ECORC Corn Breeding Program
An inbred is produced by self-pollinating a hybrid cross or population for 7 or more generations. Self-pollinating involves manually taking the pollen from the tassel of a plant and placing it on the silks of the ear of the same plant. If a commercial hybrid is self-pollinated, the offspring will vary in height as well as in many other traits. If you continue to self-pollinate the offspring over several more generations, you will develop a much smaller plant (due to decreased vigour) that is uniform for most traits. If this plant is cross-pollinated to a plant developed from a different hybrid (i.e., take the pollen from the tassel of the first plant and put it on the silks of the second plant), you will produce a hybrid plant that will be much more robust and higher yielding than either of the parental inbreds. This is called hybrid vigour or heterosis, and explains why almost all commercial hybrids are crosses between two inbreds. The objective of corn breeding is to select for certain traits, such as disease resistance, during the inbred development and

still retain the genes for yield and good agronomic performance. In the ECORC ear rot breeding program, this means that development of new inbreds with ear rot resistance takes about 7-10 years, and all self-pollinated plants must be inoculated each year. As well, the developing inbreds must be tested for hybrid yield several times. In addition, mycotoxin analyses are performed; fortunately, there is a high correlation between visual symptoms and mycotoxin levels.
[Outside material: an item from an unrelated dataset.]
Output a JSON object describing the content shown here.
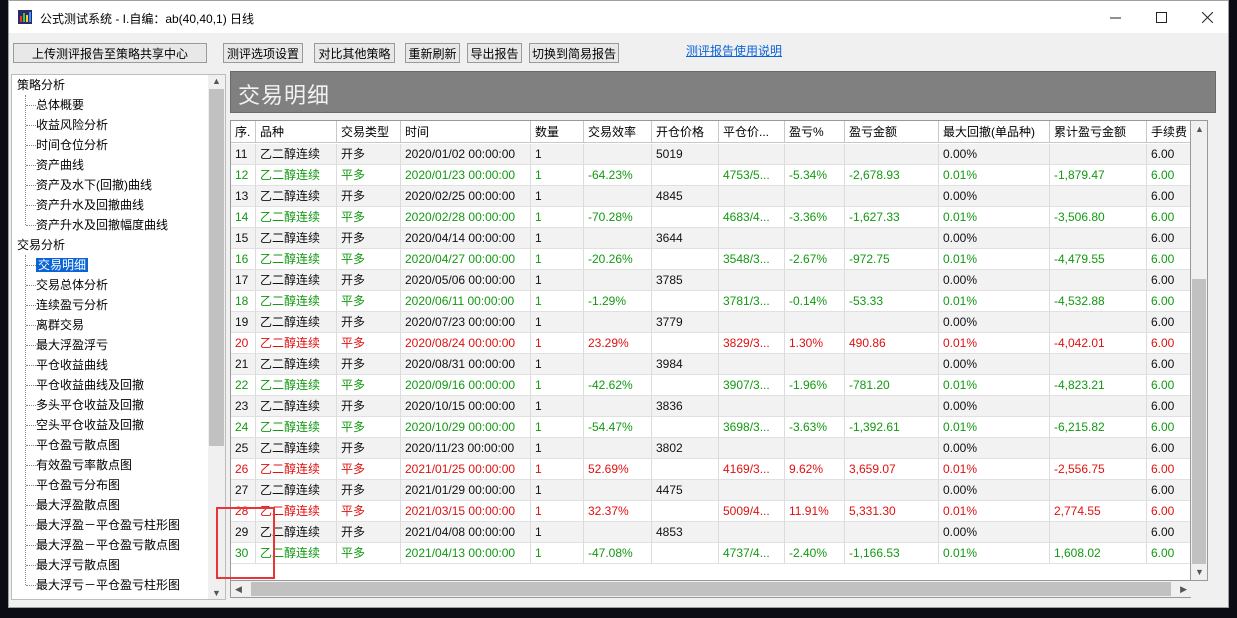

Figure 4. Two different hybrids inoculated through the silk channel with gibberella ear rot. The hybrid on the left is a susceptible commercial hybrid. The hybrid on the right is a cross between CO441 and a commercially available inbred.

Like most public breeding programs, ECORC only releases inbreds. The inbreds are released free of charge to all seed corn companies. If a company decides after several years of testing to use the inbred in a commercial hybrid, a commercialization agreement is signed and ECORC receives royalties on seed sales. Obviously, this is an honour system and it is up to the commercial seed company to inform AAFC that they are marketing a hybrid with an AAFC inbred.